Belakangan ini, seringkali pikiran-pikiran tentang itu muncul begitu saja di benak saya, melintas ke sana ke mari, melompat-lompat. Saat berbagai lompatan pikiran tentang dogma bertemu dengan pikiran-pikiran tentang hidup dan perjalanan melaluinya, ada dua suasana yang langsung terbayang: lorong panjang yang lurus dan padang luas.

Aku membayangkan perjalanan hidup orang yang mematuhi dogma dengan tertib dan istiqomah sebagai perjalanan melewati lorong lurus itu. Lorong lurus yang harus ditempuh hingga sampai pada ujungnya. Tak perlu menoleh ke kanan ataupun ke kiri. Yang terpenting adalah berjalan dengan konsisten. Di ujungnya, dijanjikan berbagai keindahan serta kenikmatan abadi. Tapi sekali lagi, tak perlu tengok kanan-kiri. Jangan pula berbalik langkah dan kembali menjauh dari ujung jalan yang dijanjikan, terlebih memilih jalan-jalan lain.

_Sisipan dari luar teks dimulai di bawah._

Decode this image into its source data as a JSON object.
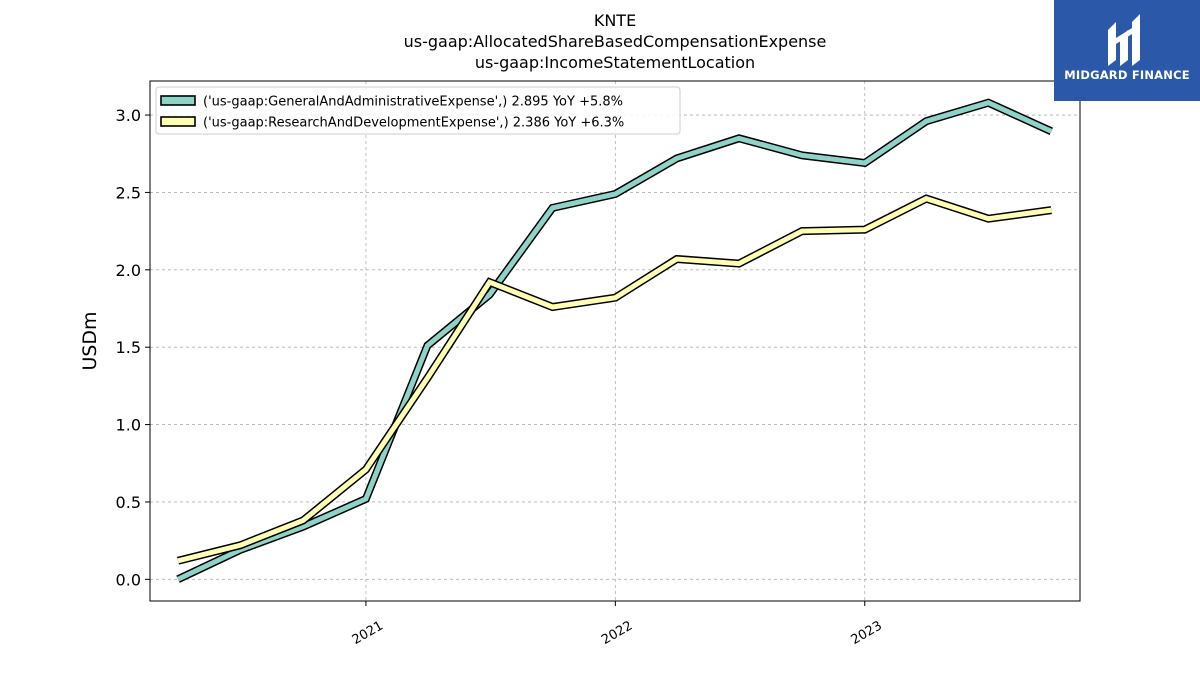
{
  "header": {
    "title": "KNTE",
    "subtitle1": "us-gaap:AllocatedShareBasedCompensationExpense",
    "subtitle2": "us-gaap:IncomeStatementLocation"
  },
  "logo": {
    "text": "MIDGARD FINANCE",
    "icon": "midgard-logo-icon",
    "color": "#2b58a8"
  },
  "chart_data": {
    "type": "line",
    "x": [
      "2020-04-01",
      "2020-07-01",
      "2020-10-01",
      "2021-01-01",
      "2021-04-01",
      "2021-07-01",
      "2021-10-01",
      "2022-01-01",
      "2022-04-01",
      "2022-07-01",
      "2022-10-01",
      "2023-01-01",
      "2023-04-01",
      "2023-07-01",
      "2023-10-01"
    ],
    "series": [
      {
        "name": "('us-gaap:GeneralAndAdministrativeExpense',) 2.895 YoY +5.8%",
        "color": "#8dd3c7",
        "values": [
          0.0,
          0.19,
          0.34,
          0.52,
          1.51,
          1.84,
          2.4,
          2.49,
          2.72,
          2.85,
          2.74,
          2.69,
          2.96,
          3.08,
          2.895
        ]
      },
      {
        "name": "('us-gaap:ResearchAndDevelopmentExpense',) 2.386 YoY +6.3%",
        "color": "#ffffb3",
        "values": [
          0.12,
          0.22,
          0.38,
          0.71,
          1.3,
          1.92,
          1.76,
          1.82,
          2.07,
          2.04,
          2.25,
          2.26,
          2.46,
          2.33,
          2.386
        ]
      }
    ],
    "xticks": [
      "2021",
      "2022",
      "2023"
    ],
    "xtick_dates": [
      "2021-01-01",
      "2022-01-01",
      "2023-01-01"
    ],
    "yticks": [
      "0.0",
      "0.5",
      "1.0",
      "1.5",
      "2.0",
      "2.5",
      "3.0"
    ],
    "ylabel": "USDm",
    "xlabel": "",
    "xlim": [
      "2020-02-20",
      "2023-11-12"
    ],
    "ylim": [
      -0.14,
      3.22
    ],
    "grid": true,
    "legend": "top-left"
  }
}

Jika begitu, kita tak hanya akan kehilangan kesempatan untuk memperoleh hadiah yang dijanjikan, melainkan juga akan mendapat hukuman. Bekal yang perlu kau siapkan untuk melewati lorong ini adalah konsistensi dan disiplin tinggi. Jika bekalmu tak cukup, sungguh perjalanan itu akan jadi sangat melelahkan.

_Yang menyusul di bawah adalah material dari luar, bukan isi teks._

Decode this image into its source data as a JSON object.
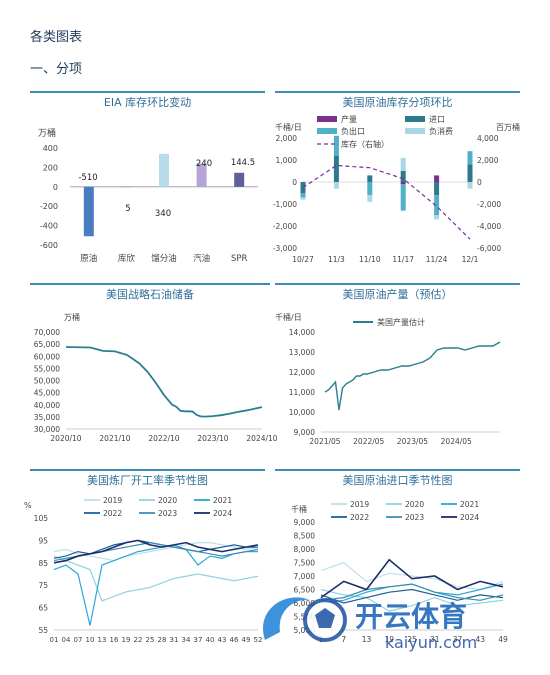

Sedangkan perjalanan hidup orang yang terlepas–atau melepaskan diri dari–dogma layaknya perjalanan melewati padang yang luas. Di padang itu, kita bebas untuk melangkah ke manapun walau dengan tujuan yang sama: hadiah. Di berbagai sudut padang itu terdapat banyak petunjuk yang menjelaskan jalur-jalur untuk mencapai tujuan, tapi tak jarang petunjuk itu justru menyesatkan kita sebagai pengembara. Hal terbaik yang bisa dilakukan adalah menggunakan nalar atau akal budi yang kita miliki untuk mengolah informasi dari petunjuk-petunjuk tersebut. Yang perlu diperhatikan adalah, resiko bagi kita untuk berakhir di ujung jalan yang mengerikan atau hanya menghabiskan usia berputar-putar di jalur yang sama akan selalu ada. Dan memang butuh usaha yang lebih besar untuk mengolah informasi dibanding tunduk mengikuti petunjuk. Dengan kemungkinan itu bisa saja kita terlalu takut untuk sekadar mengambil langkah maju. Maka dari itu, perlu komposisi antara keberanian dan kebijaksanaan yang tepat untuk bisa melewati padang luas itu dengan selamat.

Masing-masing perjalanan memiliki karakteristik, kelebihan, dan resikonya masing-masing. Setiap orang–semoga saja–juga memiliki alasannya masing-masing untuk memilih berjalan di jalur yang dipilihnya. Alasan yang merupakan buah pikiran dan penalaran, yang membedakan manusia dan hewan.

Saya sendiri sedang berusaha melangkahkan kaki di padang rumput, mencoba membaca petunjuk-petunjuk yang ada sambil terus mengolah informasi darinya. Sedangkan anda, jalan mana yang anda pilih?